I noticed that when I produce zip files from a directory on an OS X system
using methods other than with the Python shutil module, that the directories
are shown with the "stor" compression method. I.e., they are stored with no
compression employed.
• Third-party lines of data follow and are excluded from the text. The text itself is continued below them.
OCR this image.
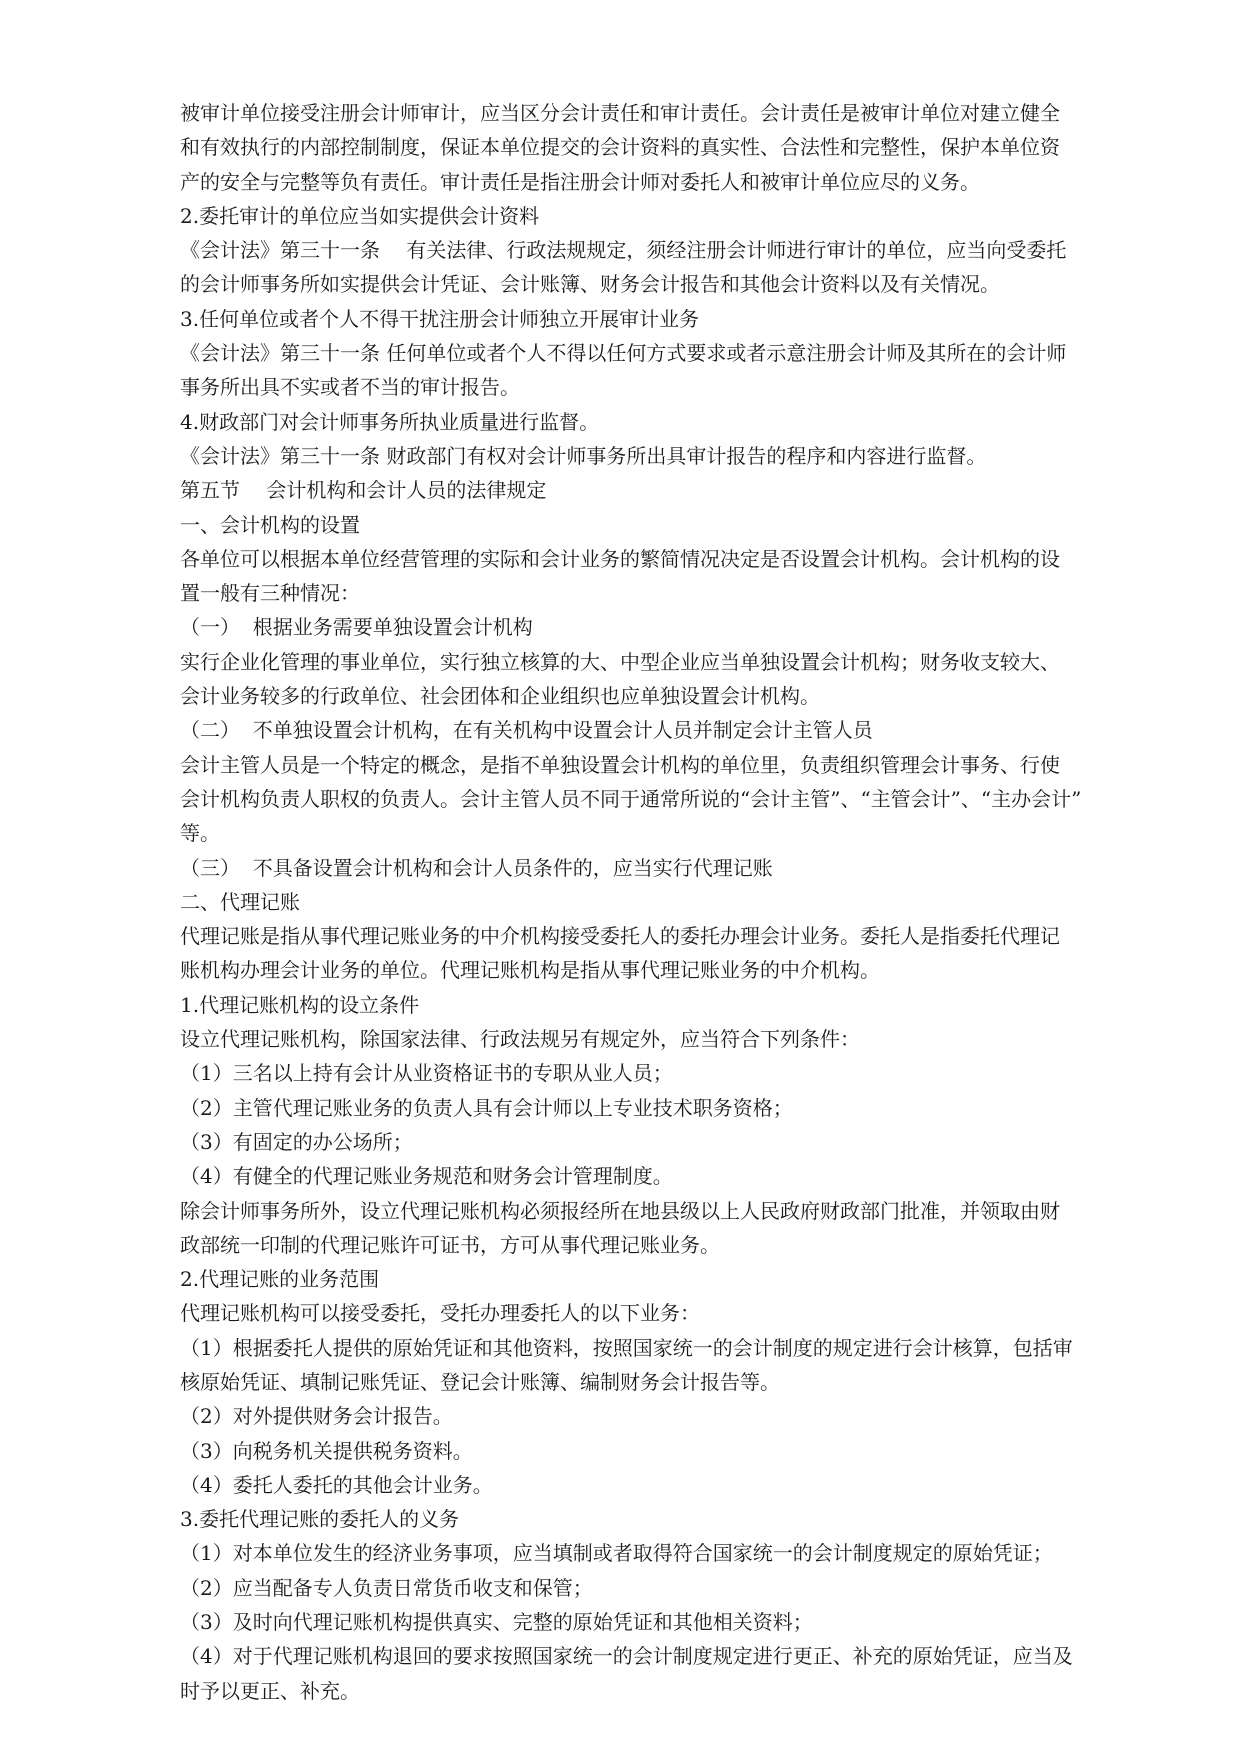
被审计单位接受注册会计师审计，应当区分会计责任和审计责任。会计责任是被审计单位对建立健全
和有效执行的内部控制制度，保证本单位提交的会计资料的真实性、合法性和完整性，保护本单位资
产的安全与完整等负有责任。审计责任是指注册会计师对委托人和被审计单位应尽的义务。
2.委托审计的单位应当如实提供会计资料
《会计法》第三十一条　 有关法律、行政法规规定，须经注册会计师进行审计的单位，应当向受委托
的会计师事务所如实提供会计凭证、会计账簿、财务会计报告和其他会计资料以及有关情况。
3.任何单位或者个人不得干扰注册会计师独立开展审计业务
《会计法》第三十一条 任何单位或者个人不得以任何方式要求或者示意注册会计师及其所在的会计师
事务所出具不实或者不当的审计报告。
4.财政部门对会计师事务所执业质量进行监督。
《会计法》第三十一条 财政部门有权对会计师事务所出具审计报告的程序和内容进行监督。
第五节　 会计机构和会计人员的法律规定
一、会计机构的设置
各单位可以根据本单位经营管理的实际和会计业务的繁简情况决定是否设置会计机构。会计机构的设
置一般有三种情况：
（一）  根据业务需要单独设置会计机构
实行企业化管理的事业单位，实行独立核算的大、中型企业应当单独设置会计机构；财务收支较大、
会计业务较多的行政单位、社会团体和企业组织也应单独设置会计机构。
（二）  不单独设置会计机构，在有关机构中设置会计人员并制定会计主管人员
会计主管人员是一个特定的概念，是指不单独设置会计机构的单位里，负责组织管理会计事务、行使
会计机构负责人职权的负责人。会计主管人员不同于通常所说的“会计主管”、“主管会计”、“主办会计”
等。
（三）  不具备设置会计机构和会计人员条件的，应当实行代理记账
二、代理记账
代理记账是指从事代理记账业务的中介机构接受委托人的委托办理会计业务。委托人是指委托代理记
账机构办理会计业务的单位。代理记账机构是指从事代理记账业务的中介机构。
1.代理记账机构的设立条件
设立代理记账机构，除国家法律、行政法规另有规定外，应当符合下列条件：
（1）三名以上持有会计从业资格证书的专职从业人员；
（2）主管代理记账业务的负责人具有会计师以上专业技术职务资格；
（3）有固定的办公场所；
（4）有健全的代理记账业务规范和财务会计管理制度。
除会计师事务所外，设立代理记账机构必须报经所在地县级以上人民政府财政部门批准，并领取由财
政部统一印制的代理记账许可证书，方可从事代理记账业务。
2.代理记账的业务范围
代理记账机构可以接受委托，受托办理委托人的以下业务：
（1）根据委托人提供的原始凭证和其他资料，按照国家统一的会计制度的规定进行会计核算，包括审
核原始凭证、填制记账凭证、登记会计账簿、编制财务会计报告等。
（2）对外提供财务会计报告。
（3）向税务机关提供税务资料。
（4）委托人委托的其他会计业务。
3.委托代理记账的委托人的义务
（1）对本单位发生的经济业务事项，应当填制或者取得符合国家统一的会计制度规定的原始凭证；
（2）应当配备专人负责日常货币收支和保管；
（3）及时向代理记账机构提供真实、完整的原始凭证和其他相关资料；
（4）对于代理记账机构退回的要求按照国家统一的会计制度规定进行更正、补充的原始凭证，应当及
时予以更正、补充。
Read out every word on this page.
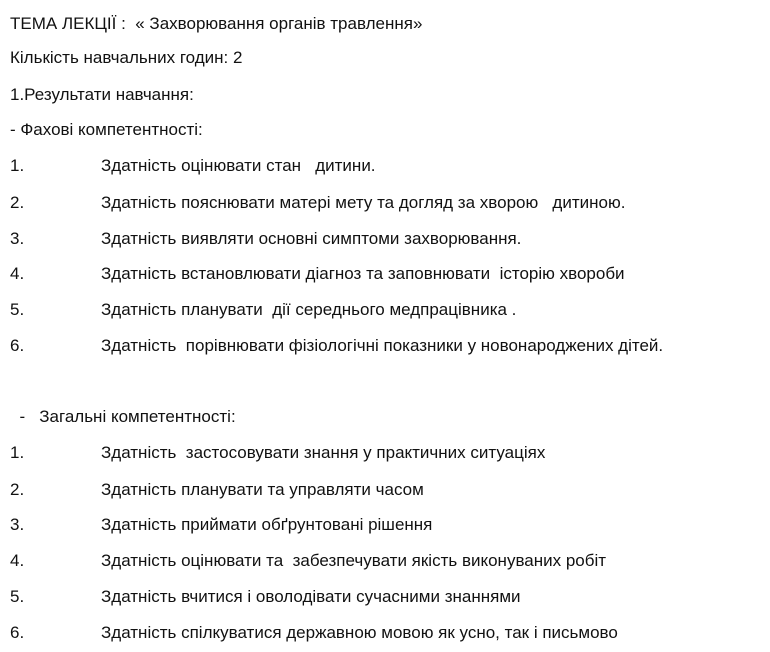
ТЕМА ЛЕКЦІЇ :  « Захворювання органів травлення»
Кількість навчальних годин: 2
1.Результати навчання:
- Фахові компетентності:
1.	Здатність оцінювати стан   дитини.
2.	Здатність пояснювати матері мету та догляд за хворою   дитиною.
3.	Здатність виявляти основні симптоми захворювання.
4.	Здатність встановлювати діагноз та заповнювати  історію хвороби
5.	Здатність планувати  дії середнього медпрацівника .
6.	Здатність  порівнювати фізіологічні показники у новонароджених дітей.
-   Загальні компетентності:
1.	Здатність  застосовувати знання у практичних ситуаціях
2.	Здатність планувати та управляти часом
3.	Здатність приймати обґрунтовані рішення
4.	Здатність оцінювати та  забезпечувати якість виконуваних робіт
5.	Здатність вчитися і оволодівати сучасними знаннями
6.	Здатність спілкуватися державною мовою як усно, так і письмово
When I compress the directory with
zipdir.py
E.g., zipinfo shows the following information for a zip file produced
by python -m zipfile -c Example.zip Example/
:
$ zipinfo Example.zip Archive: Example.zip 26101 bytes 19 files drwx------ 2.0 unx 0 b- stor 13-Nov-16 15:37 Example/ -rwxr-xr-x 2.0 unx 1356 b- defN 1-Jan-80 00:00 Example/[Content_Types].xml drwxr-xr-x 2.0 unx 0 b- stor 13-Nov-16 15:37 Example/_rels/ -rwxr-xr-x 2.0 unx 733 b- defN 1-Jan-80 00:00 Example/_rels/.rels drwxr-xr-x 2.0 unx 0 b- stor 13-Nov-16 15:37 Example/docProps/ -rwxr-xr-x 2.0 unx 872 b- defN 1-Jan-80 00:00 Example/docProps/app.xml -rwxr-xr-x 2.0 unx 755 b- defN 1-Jan-80 00:00 Example/docProps/core.xml -rwxr-xr-x 2.0 unx 23468 b- defN 1-Jan-80 00:00 Example/docProps/thumbnail.jpeg drwxr-xr-x 2.0 unx 0 b- stor 13-Nov-16 15:37 Example/xl/ drwxr-xr-x 2.0 unx 0 b- stor 13-Nov-16 15:37 Example/xl/_rels/ -rwxr-xr-x 2.0 unx 839 b- defN 1-Jan-80 00:00 Example/xl/_rels/workbook.xml.rels -rwxr-xr-x 2.0 unx 454 b- defN 1-Jan-80 00:00 Example/xl/sharedStrings.xml -rwxr-xr-x 2.0 unx 1055 b- defN 1-Jan-80 00:00 Example/xl/styles.xml drwxr-xr-x 2.0 unx 0 b- stor 13-Nov-16 15:37 Example/xl/theme/ -rwxr-xr-x 2.0 unx 7646 b- defN 1-Jan-80 00:00 Example/xl/theme/theme1.xml -rwxr-xr-x 2.0 unx 805 b- defN 1-Jan-80 00:00 Example/xl/workbook.xml drwxr-xr-x 2.0 unx 0 b- stor 13-Nov-16 15:37 Example/xl/worksheets/ -rwxr-xr-x 2.0 unx 1206 b- defN 1-Jan-80 00:00 Example/xl/worksheets/sheet1.xml -rwxr-xr-x 2.0 unx 1314 b- defN 1-Jan-80 00:00 Example/xl/worksheets/sheet2.xml 19 files, 40503 bytes uncompressed, 23777 bytes compressed: 41.3% $
But the same directory when compressed by zipdir.py
with the
Python shutil module into a zip file produces a zip file for which zipinfo
shows the following information:
$ zipinfo example.zip Archive: example.zip 25165 bytes 12 files -rwxr-xr-x 2.0 unx 1356 b- defN 1-Jan-80 00:00 [Content_Types].xml -rwxr-xr-x 2.0 unx 733 b- defN 1-Jan-80 00:00 _rels/.rels -rwxr-xr-x 2.0 unx 872 b- defN 1-Jan-80 00:00 docProps/app.xml -rwxr-xr-x 2.0 unx 755 b- defN 1-Jan-80 00:00 docProps/core.xml -rwxr-xr-x 2.0 unx 23468 b- defN 1-Jan-80 00:00 docProps/thumbnail.jpeg -rwxr-xr-x 2.0 unx 454 b- defN 1-Jan-80 00:00 xl/sharedStrings.xml -rwxr-xr-x 2.0 unx 1055 b- defN 1-Jan-80 00:00 xl/styles.xml -rwxr-xr-x 2.0 unx 805 b- defN 1-Jan-80 00:00 xl/workbook.xml -rwxr-xr-x 2.0 unx 839 b- defN 1-Jan-80 00:00 xl/_rels/workbook.xml.rels -rwxr-xr-x 2.0 unx 7646 b- defN 1-Jan-80 00:00 xl/theme/theme1.xml -rwxr-xr-x 2.0 unx 1206 b- defN 1-Jan-80 00:00 xl/worksheets/sheet1.xml -rwxr-xr-x 2.0 unx 1314 b- defN 1-Jan-80 00:00 xl/worksheets/sheet2.xml 12 files, 40503 bytes uncompressed, 23777 bytes compressed: 41.3% $
So, perhaps, the issue is caused by the directory information being "stored" rather than deflation being used.
Note: testing done on a MacBook Pro laptop running OS X Yosemite (10.10.5) using Microsoft Office for Mac 2011.